Monday, April 09, 2007
“Living is no laughing matter:
you must live with great seriousness
like a squirrel, for example-
I mean without looking for something beyond and above living,
I mean living must be your whole occupation.”
— Nazim Hikmet
Some months ago I was part of an extraordinary evening at the Boston Public Library, sponsored by PEN New England, at which writers and actors read works by writers who had been denied entry into the United States. The purpose of the evening was to point out what beauty and power is lost when the voices of those deemed “undesirable” by our government are silenced. I had the great honor of reading three poems by the great Turkish poet Nazim Hikmet. Hikmet spent more than half his adult years as a prisoner, in and out of prison solely by virtue of the vicissitudes of Turkish politics. A good resource on Hikmet is:
http://www.cs.rpi.edu/~sibel/poetry/nazim_hikmet.html
The entire evening is available as a streaming video on the MACLU website:
http://www.maclu.org/lib/index.html
The poems are my versions of translations by Randy Blasing and Taner Baybars.
IT’S THIS WAY
I stand in the advancing light,
my hands hungry, the world beautiful.
My eyes can't get enough of the trees--
they're so hopeful, so green.
A sunny road runs through the mulberries,
I'm standing at the window
of the prison infirmary
but I can't smell the medicines--
I think carnations
must be blooming nearby.
It's this way:
being captured is beside the point,
the point is not to surrender.
THE STRANGEST CREATURE ON EARTH
You're like a scorpion, my brother,
you shrink and hide in the dark.
You're like a sparrow, dear brother,
always in a sparrow's flutter.
You're like a clam, closed, like a clam,
my brother, smug, content,
And brother, you are frightening
as the mouth of an old volcano.
Not one, not five, no --
unfortunately, you number millions.
You're like a sheep, my brother:
when the cloaked drover raises his stick,
you quickly rejoin the flock
and run, almost proud of yourself,
right to the slaughterhouse.
You are the strangest creature on this earth —
even stranger than the fish
that couldn't see the ocean for the water.
All the oppression in the world is thanks to you.

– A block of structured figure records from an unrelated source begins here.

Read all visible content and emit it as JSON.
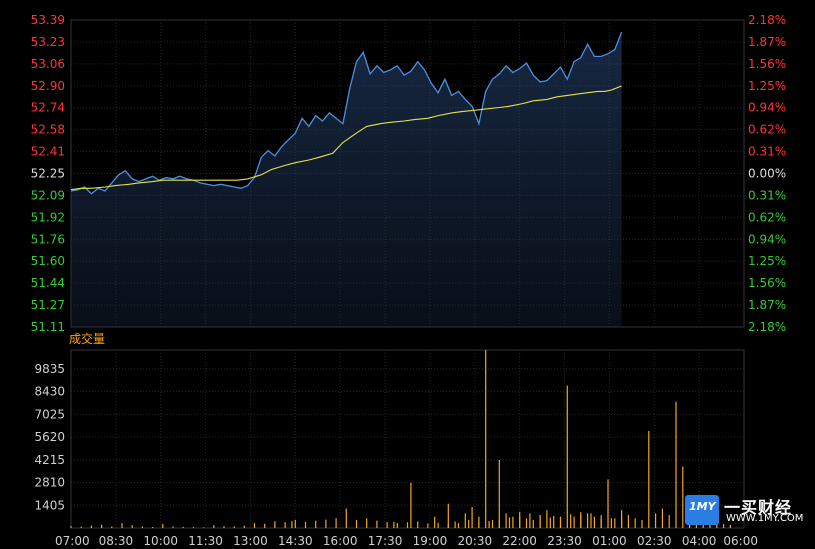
{
  "chart_data": {
    "type": "line",
    "price_panel": {
      "ylim": [
        51.11,
        53.39
      ],
      "left_ticks": [
        "53.39",
        "53.23",
        "53.06",
        "52.90",
        "52.74",
        "52.58",
        "52.41",
        "52.25",
        "52.09",
        "51.92",
        "51.76",
        "51.60",
        "51.44",
        "51.27",
        "51.11"
      ],
      "right_ticks": [
        "2.18%",
        "1.87%",
        "1.56%",
        "1.25%",
        "0.94%",
        "0.62%",
        "0.31%",
        "0.00%",
        "0.31%",
        "0.62%",
        "0.94%",
        "1.25%",
        "1.56%",
        "1.87%",
        "2.18%"
      ],
      "reference": 52.25,
      "series": [
        {
          "name": "price",
          "color": "#4a90e2",
          "values": [
            52.12,
            52.13,
            52.15,
            52.1,
            52.14,
            52.12,
            52.18,
            52.24,
            52.27,
            52.21,
            52.19,
            52.21,
            52.23,
            52.2,
            52.22,
            52.21,
            52.23,
            52.21,
            52.2,
            52.18,
            52.17,
            52.16,
            52.17,
            52.16,
            52.15,
            52.14,
            52.16,
            52.22,
            52.37,
            52.42,
            52.38,
            52.45,
            52.5,
            52.55,
            52.66,
            52.6,
            52.68,
            52.64,
            52.7,
            52.66,
            52.62,
            52.88,
            53.08,
            53.15,
            52.99,
            53.05,
            53.0,
            53.02,
            53.05,
            52.98,
            53.01,
            53.08,
            53.02,
            52.92,
            52.85,
            52.95,
            52.83,
            52.86,
            52.8,
            52.75,
            52.62,
            52.86,
            52.95,
            52.99,
            53.05,
            53.0,
            53.03,
            53.07,
            52.98,
            52.93,
            52.94,
            52.99,
            53.04,
            52.95,
            53.08,
            53.11,
            53.21,
            53.12,
            53.12,
            53.14,
            53.17,
            53.3
          ],
          "x_index": [
            0,
            2,
            4,
            6,
            8,
            10,
            12,
            14,
            16,
            18,
            20,
            22,
            24,
            26,
            28,
            30,
            32,
            34,
            36,
            38,
            40,
            42,
            44,
            46,
            48,
            50,
            52,
            54,
            56,
            58,
            60,
            62,
            64,
            66,
            68,
            70,
            72,
            74,
            76,
            78,
            80,
            82,
            84,
            86,
            88,
            90,
            92,
            94,
            96,
            98,
            100,
            102,
            104,
            106,
            108,
            110,
            112,
            114,
            116,
            118,
            120,
            122,
            124,
            126,
            128,
            130,
            132,
            134,
            136,
            138,
            140,
            142,
            144,
            146,
            148,
            150,
            152,
            154,
            156,
            158,
            160,
            162
          ]
        },
        {
          "name": "average",
          "color": "#e3e34a",
          "values": [
            52.13,
            52.14,
            52.14,
            52.15,
            52.16,
            52.17,
            52.18,
            52.19,
            52.2,
            52.2,
            52.2,
            52.2,
            52.2,
            52.2,
            52.2,
            52.21,
            52.24,
            52.28,
            52.31,
            52.33,
            52.35,
            52.37,
            52.4,
            52.48,
            52.55,
            52.6,
            52.62,
            52.63,
            52.64,
            52.65,
            52.66,
            52.68,
            52.7,
            52.71,
            52.72,
            52.73,
            52.74,
            52.75,
            52.77,
            52.79,
            52.8,
            52.82,
            52.83,
            52.84,
            52.85,
            52.86,
            52.86,
            52.87,
            52.88,
            52.89,
            52.9
          ],
          "x_index": [
            0,
            3,
            6,
            10,
            13,
            17,
            20,
            24,
            27,
            31,
            35,
            38,
            42,
            45,
            49,
            52,
            56,
            59,
            63,
            66,
            70,
            73,
            77,
            80,
            84,
            87,
            91,
            94,
            98,
            101,
            105,
            108,
            112,
            115,
            119,
            122,
            126,
            129,
            133,
            136,
            140,
            143,
            146,
            149,
            152,
            155,
            157,
            159,
            160,
            161,
            162
          ]
        }
      ]
    },
    "volume_panel": {
      "title": "成交量",
      "ylim": [
        0,
        11000
      ],
      "ticks": [
        "9835",
        "8430",
        "7025",
        "5620",
        "4215",
        "2810",
        "1405"
      ],
      "tick_values": [
        9835,
        8430,
        7025,
        5620,
        4215,
        2810,
        1405
      ],
      "bar_color": "#f5a623",
      "bars": [
        [
          0,
          120
        ],
        [
          3,
          80
        ],
        [
          6,
          150
        ],
        [
          9,
          200
        ],
        [
          12,
          90
        ],
        [
          15,
          300
        ],
        [
          18,
          180
        ],
        [
          21,
          100
        ],
        [
          24,
          60
        ],
        [
          27,
          250
        ],
        [
          30,
          90
        ],
        [
          33,
          70
        ],
        [
          36,
          50
        ],
        [
          39,
          40
        ],
        [
          42,
          180
        ],
        [
          45,
          120
        ],
        [
          48,
          100
        ],
        [
          51,
          140
        ],
        [
          54,
          300
        ],
        [
          57,
          260
        ],
        [
          60,
          420
        ],
        [
          63,
          360
        ],
        [
          66,
          500
        ],
        [
          69,
          380
        ],
        [
          72,
          450
        ],
        [
          75,
          520
        ],
        [
          78,
          600
        ],
        [
          81,
          1200
        ],
        [
          84,
          500
        ],
        [
          87,
          600
        ],
        [
          90,
          450
        ],
        [
          93,
          380
        ],
        [
          96,
          300
        ],
        [
          99,
          350
        ],
        [
          102,
          400
        ],
        [
          105,
          280
        ],
        [
          108,
          320
        ],
        [
          111,
          250
        ],
        [
          114,
          300
        ],
        [
          117,
          500
        ],
        [
          120,
          380
        ],
        [
          123,
          430
        ],
        [
          126,
          520
        ],
        [
          129,
          650
        ],
        [
          132,
          720
        ],
        [
          135,
          900
        ],
        [
          138,
          800
        ],
        [
          141,
          650
        ],
        [
          144,
          700
        ],
        [
          147,
          850
        ],
        [
          150,
          980
        ],
        [
          153,
          900
        ],
        [
          156,
          800
        ],
        [
          159,
          600
        ],
        [
          162,
          750
        ],
        [
          65,
          420
        ],
        [
          95,
          380
        ],
        [
          100,
          2800
        ],
        [
          107,
          700
        ],
        [
          111,
          1500
        ],
        [
          113,
          400
        ],
        [
          116,
          900
        ],
        [
          118,
          1300
        ],
        [
          120,
          700
        ],
        [
          122,
          11000
        ],
        [
          124,
          500
        ],
        [
          126,
          4200
        ],
        [
          128,
          900
        ],
        [
          130,
          700
        ],
        [
          132,
          1000
        ],
        [
          134,
          600
        ],
        [
          136,
          500
        ],
        [
          138,
          800
        ],
        [
          140,
          1100
        ],
        [
          142,
          750
        ],
        [
          144,
          600
        ],
        [
          146,
          8800
        ],
        [
          148,
          700
        ],
        [
          150,
          800
        ],
        [
          152,
          900
        ],
        [
          154,
          700
        ],
        [
          156,
          550
        ],
        [
          158,
          3000
        ],
        [
          160,
          600
        ],
        [
          162,
          1100
        ],
        [
          164,
          800
        ],
        [
          166,
          600
        ],
        [
          168,
          500
        ],
        [
          170,
          6000
        ],
        [
          172,
          900
        ],
        [
          174,
          1200
        ],
        [
          176,
          800
        ],
        [
          178,
          7800
        ],
        [
          180,
          3800
        ],
        [
          182,
          1800
        ],
        [
          184,
          900
        ],
        [
          186,
          700
        ],
        [
          188,
          400
        ],
        [
          190,
          300
        ],
        [
          192,
          250
        ],
        [
          194,
          200
        ]
      ]
    },
    "x_axis": {
      "labels": [
        "07:00",
        "08:30",
        "10:00",
        "11:30",
        "13:00",
        "14:30",
        "16:00",
        "17:30",
        "19:00",
        "20:30",
        "22:00",
        "23:30",
        "01:00",
        "02:30",
        "04:00",
        "06:00"
      ],
      "range": [
        0,
        198
      ]
    }
  },
  "watermark": {
    "mark": "1MY",
    "name": "一买财经",
    "sub": "WWW.1MY.COM"
  },
  "colors": {
    "up": "#ff3333",
    "down": "#33cc33",
    "grid": "#262626",
    "axis_text": "#d0d0d0",
    "volume_title": "#ffa500"
  }
}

If we are hungry, tired, covered with blood,
and after all this time,still being crushed
like grapes to make wine,
the fault is yours —
I can hardly bring myself to say it,
but most of the fault, my dear brother, is yours.
RUBAI*
I hope I don’t sound like I’m boasting,
but I’ve gone like a bullet
through ten years of captivity,
and if we discount the occasional liver pain,
nothing has changed, not my heart, not my head.
So send me books with happy endings:
where the plane with broken wings lands safely,
and the doctor leaves the operating theatre
with a big smile on his face;
where the blind boy sees the light again,
and just before the partisan is about to die
before the firing squad, he is rescued and freed;
where the letter I’ve been waiting for
for ten long years
arrives amid a clamor of birds,
and my poems sell by the millions;
where lovers meet, wed, and celebrate in joy,
and no one is deprived
of bread, roses, sunshine, and liberty.
Send me books with happy endings
because I believe, even in here, that
one day our great adventure will end happily.
* Rubai is the name of the prison where Hikmet wrote this poem.
Subscribe to:
Post Comments (Atom)
2 comments:
Well, Richard, maybe I'm the only one responding for now—but thanks for the beautiful translations of Hikmet's poems. One shakes one's head. One smiles, and cries.